Lake and Mountain Scene

"So far as sketching was concerned, the borders of these Lakes offorded the best positions for views, as the water did not rise in too sudden a perspective, and the eye commanded with ease the full extent of mountain scenery beyond;- but we were eternally debating the question of ascension to the extreme summits- "We never are, but always to be blessed" Were we contented? No! What now? - we wanted to go to the tops of the gilttering peaks above us. The truth is the Sirens were singing to us, and very like fools we were listening too. At last a strong practical voice places a veto on the project, and if Ulysses in Sicily could have possessed himself of the same determined will, he need not have filled his sailors' ears with wax." A.J. Miller, extracted from "The West of Alfred Jacob Miller" (1837).
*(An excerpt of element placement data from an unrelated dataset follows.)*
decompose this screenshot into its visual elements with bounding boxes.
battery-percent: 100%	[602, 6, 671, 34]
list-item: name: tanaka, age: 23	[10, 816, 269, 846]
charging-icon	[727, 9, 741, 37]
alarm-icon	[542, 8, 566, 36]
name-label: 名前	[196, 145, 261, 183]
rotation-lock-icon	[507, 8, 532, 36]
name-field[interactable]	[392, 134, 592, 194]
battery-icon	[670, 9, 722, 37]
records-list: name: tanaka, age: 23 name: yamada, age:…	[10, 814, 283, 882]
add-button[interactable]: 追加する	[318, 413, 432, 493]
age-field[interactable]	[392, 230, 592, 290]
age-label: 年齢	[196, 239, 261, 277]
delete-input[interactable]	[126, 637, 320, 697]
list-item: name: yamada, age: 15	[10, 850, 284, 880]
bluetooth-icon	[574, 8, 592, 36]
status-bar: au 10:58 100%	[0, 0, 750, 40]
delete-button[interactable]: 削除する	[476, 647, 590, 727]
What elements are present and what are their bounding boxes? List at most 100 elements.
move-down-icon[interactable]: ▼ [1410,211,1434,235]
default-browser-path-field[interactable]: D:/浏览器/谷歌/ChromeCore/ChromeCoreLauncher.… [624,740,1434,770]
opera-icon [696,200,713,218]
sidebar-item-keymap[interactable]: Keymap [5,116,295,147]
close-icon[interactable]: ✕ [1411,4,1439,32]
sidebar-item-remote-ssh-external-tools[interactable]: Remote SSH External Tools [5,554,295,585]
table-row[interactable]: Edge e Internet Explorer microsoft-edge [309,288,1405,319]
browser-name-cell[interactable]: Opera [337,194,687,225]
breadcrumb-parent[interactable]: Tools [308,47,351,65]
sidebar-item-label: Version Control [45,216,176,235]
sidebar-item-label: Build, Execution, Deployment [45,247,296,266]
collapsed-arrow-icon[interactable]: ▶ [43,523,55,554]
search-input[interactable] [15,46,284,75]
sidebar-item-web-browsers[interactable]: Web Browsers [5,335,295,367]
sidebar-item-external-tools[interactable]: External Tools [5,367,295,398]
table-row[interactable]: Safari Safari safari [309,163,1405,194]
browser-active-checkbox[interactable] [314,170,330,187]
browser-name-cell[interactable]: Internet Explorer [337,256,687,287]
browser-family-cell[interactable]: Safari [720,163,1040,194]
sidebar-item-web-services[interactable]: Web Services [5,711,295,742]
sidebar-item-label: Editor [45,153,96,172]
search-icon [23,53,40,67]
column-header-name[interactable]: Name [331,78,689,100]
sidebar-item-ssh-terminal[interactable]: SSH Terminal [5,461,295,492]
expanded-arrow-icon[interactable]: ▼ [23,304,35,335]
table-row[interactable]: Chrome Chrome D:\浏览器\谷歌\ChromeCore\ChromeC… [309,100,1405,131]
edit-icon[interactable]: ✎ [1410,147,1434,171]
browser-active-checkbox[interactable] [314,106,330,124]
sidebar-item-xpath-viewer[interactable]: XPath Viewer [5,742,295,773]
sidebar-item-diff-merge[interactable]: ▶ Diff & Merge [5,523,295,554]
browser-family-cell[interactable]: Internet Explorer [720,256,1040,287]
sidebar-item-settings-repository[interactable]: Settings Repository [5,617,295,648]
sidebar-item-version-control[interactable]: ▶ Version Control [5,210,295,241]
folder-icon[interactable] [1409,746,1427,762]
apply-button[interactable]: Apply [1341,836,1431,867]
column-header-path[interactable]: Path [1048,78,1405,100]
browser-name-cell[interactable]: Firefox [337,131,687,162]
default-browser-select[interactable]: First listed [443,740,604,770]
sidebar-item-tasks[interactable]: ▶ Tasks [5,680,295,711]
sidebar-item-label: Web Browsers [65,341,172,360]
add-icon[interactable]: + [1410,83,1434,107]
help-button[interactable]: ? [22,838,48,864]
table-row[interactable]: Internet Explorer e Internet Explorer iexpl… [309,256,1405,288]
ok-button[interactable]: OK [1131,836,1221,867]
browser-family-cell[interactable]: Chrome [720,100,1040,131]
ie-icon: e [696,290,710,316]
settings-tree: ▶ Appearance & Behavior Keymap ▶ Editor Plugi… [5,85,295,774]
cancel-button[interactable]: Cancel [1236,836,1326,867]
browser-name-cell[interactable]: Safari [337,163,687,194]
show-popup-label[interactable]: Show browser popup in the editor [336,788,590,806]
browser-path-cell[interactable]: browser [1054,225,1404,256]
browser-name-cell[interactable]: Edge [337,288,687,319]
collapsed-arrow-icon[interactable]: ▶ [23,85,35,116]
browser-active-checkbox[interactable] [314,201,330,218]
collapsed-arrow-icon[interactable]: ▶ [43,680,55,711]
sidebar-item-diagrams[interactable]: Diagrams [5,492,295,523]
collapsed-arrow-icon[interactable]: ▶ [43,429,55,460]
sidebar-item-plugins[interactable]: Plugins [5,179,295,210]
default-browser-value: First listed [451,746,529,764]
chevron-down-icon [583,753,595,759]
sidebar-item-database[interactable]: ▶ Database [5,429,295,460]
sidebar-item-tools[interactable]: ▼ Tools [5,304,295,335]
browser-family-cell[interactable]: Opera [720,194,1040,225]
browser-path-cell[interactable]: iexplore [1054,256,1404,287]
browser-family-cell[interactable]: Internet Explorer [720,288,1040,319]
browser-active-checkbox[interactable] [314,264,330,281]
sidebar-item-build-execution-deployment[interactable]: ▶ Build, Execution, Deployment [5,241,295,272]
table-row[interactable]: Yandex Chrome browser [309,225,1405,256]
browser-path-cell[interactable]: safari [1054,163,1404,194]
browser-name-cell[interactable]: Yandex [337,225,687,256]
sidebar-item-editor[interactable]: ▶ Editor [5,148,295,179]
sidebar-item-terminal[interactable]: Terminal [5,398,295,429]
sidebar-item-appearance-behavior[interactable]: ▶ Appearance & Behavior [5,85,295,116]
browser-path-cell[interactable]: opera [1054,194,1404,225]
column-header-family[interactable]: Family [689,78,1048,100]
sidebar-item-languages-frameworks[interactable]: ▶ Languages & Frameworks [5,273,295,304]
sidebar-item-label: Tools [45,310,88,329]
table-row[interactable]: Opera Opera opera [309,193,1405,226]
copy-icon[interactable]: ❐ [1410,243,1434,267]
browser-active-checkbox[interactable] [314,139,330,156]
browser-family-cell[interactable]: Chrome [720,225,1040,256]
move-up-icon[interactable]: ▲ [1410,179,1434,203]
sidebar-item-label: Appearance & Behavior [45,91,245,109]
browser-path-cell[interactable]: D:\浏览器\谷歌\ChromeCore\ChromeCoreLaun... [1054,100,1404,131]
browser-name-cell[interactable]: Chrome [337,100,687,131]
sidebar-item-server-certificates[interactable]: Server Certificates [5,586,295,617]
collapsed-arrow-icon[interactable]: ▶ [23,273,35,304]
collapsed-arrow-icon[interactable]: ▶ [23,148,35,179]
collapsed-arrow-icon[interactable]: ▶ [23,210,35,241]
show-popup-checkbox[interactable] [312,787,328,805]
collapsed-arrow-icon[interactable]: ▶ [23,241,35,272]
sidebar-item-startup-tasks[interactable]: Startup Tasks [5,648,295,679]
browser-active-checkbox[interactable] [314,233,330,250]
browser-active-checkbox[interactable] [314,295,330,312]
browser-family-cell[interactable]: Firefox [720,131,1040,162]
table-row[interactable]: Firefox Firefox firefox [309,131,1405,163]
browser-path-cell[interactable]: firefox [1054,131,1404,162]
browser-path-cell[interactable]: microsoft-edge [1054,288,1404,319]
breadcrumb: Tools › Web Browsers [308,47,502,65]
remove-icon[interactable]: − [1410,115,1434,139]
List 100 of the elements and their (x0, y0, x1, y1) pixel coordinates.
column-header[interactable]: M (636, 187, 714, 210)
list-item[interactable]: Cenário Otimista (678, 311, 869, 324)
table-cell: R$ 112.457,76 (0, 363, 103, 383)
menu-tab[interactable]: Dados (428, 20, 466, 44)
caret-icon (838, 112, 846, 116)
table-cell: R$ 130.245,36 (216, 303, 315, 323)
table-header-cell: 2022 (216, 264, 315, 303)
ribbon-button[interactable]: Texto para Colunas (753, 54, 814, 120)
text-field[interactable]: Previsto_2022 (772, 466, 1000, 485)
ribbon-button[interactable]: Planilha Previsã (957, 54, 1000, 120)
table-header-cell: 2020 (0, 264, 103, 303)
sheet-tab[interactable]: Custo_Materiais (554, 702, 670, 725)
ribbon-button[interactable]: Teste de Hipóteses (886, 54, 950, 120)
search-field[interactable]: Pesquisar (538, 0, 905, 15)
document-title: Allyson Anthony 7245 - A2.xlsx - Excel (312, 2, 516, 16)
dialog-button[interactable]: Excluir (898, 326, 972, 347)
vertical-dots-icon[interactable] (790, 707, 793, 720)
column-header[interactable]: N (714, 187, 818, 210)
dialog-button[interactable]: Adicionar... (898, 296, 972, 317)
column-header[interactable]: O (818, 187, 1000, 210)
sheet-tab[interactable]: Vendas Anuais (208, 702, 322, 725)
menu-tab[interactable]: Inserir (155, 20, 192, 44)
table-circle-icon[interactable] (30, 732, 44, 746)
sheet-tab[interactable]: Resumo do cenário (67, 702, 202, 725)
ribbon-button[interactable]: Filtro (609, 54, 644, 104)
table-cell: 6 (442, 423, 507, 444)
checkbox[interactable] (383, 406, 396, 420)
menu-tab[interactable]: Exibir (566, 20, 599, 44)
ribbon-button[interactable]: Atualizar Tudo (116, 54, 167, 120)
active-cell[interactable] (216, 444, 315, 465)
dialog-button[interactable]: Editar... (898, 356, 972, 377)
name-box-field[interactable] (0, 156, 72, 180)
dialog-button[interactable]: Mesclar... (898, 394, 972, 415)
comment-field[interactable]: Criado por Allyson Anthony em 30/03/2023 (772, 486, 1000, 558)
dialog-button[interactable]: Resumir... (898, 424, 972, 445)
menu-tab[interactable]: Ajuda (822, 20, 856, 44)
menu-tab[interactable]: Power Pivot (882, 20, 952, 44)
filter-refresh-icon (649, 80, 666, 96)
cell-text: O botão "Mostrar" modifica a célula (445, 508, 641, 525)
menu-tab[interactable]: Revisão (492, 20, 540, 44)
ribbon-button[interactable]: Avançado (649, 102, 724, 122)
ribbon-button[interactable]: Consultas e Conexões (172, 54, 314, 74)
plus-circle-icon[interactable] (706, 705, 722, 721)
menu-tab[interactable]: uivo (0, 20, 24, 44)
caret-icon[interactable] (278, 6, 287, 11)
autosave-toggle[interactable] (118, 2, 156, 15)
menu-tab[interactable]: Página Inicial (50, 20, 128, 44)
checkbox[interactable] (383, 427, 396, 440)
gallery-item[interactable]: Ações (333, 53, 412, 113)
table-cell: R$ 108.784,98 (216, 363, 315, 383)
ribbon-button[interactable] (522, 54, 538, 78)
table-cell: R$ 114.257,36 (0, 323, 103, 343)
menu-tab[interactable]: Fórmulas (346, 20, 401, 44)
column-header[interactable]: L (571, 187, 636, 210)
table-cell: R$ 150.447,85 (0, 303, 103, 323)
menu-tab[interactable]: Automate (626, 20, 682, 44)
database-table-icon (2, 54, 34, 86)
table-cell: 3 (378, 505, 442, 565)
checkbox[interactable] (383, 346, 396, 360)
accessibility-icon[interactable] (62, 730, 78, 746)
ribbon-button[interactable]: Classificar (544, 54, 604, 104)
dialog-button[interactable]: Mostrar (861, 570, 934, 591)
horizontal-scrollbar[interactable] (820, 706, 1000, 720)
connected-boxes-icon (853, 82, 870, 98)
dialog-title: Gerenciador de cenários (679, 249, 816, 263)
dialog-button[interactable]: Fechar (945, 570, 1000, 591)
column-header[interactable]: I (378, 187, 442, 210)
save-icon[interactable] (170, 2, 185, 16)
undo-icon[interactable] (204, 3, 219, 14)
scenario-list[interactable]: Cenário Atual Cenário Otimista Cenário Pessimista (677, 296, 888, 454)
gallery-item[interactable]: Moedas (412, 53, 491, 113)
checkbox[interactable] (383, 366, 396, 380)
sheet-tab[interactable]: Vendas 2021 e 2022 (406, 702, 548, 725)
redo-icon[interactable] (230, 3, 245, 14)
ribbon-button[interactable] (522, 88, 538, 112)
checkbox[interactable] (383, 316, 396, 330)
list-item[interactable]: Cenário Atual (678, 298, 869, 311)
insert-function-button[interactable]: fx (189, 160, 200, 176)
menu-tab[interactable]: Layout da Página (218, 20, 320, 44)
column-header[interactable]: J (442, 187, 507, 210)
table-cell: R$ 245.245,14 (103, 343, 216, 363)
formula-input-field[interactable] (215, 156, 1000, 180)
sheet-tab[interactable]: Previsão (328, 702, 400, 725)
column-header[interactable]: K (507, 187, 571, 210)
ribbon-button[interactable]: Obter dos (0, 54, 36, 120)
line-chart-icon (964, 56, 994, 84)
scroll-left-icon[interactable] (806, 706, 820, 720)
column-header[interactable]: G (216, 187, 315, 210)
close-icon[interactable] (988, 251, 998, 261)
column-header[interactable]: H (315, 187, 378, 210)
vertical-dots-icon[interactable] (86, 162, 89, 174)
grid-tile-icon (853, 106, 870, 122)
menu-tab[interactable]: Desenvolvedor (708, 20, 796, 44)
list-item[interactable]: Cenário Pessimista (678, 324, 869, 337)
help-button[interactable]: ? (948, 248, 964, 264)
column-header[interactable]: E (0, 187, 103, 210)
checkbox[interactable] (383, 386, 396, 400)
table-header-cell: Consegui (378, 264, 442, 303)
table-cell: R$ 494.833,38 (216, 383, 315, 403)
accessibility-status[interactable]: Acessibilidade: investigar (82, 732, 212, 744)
In July 1858 William T. Walters commissioned 200 watercolors at twelve dollars apiece from Baltimore born artist Alfred Jacob Miller. These paintings were each accompanied by a descriptive text, and were delivered in installments over the next twenty-one months and ultimately were bound in three albums. Transcriptions of field-sketches drawn during the 1837 expedition that Miller had undertaken to the annual fur-trader's rendezvous in the Green River Valley (in what is now western Wyoming), these watercolors are a unique record of the closing years of the western fur trade.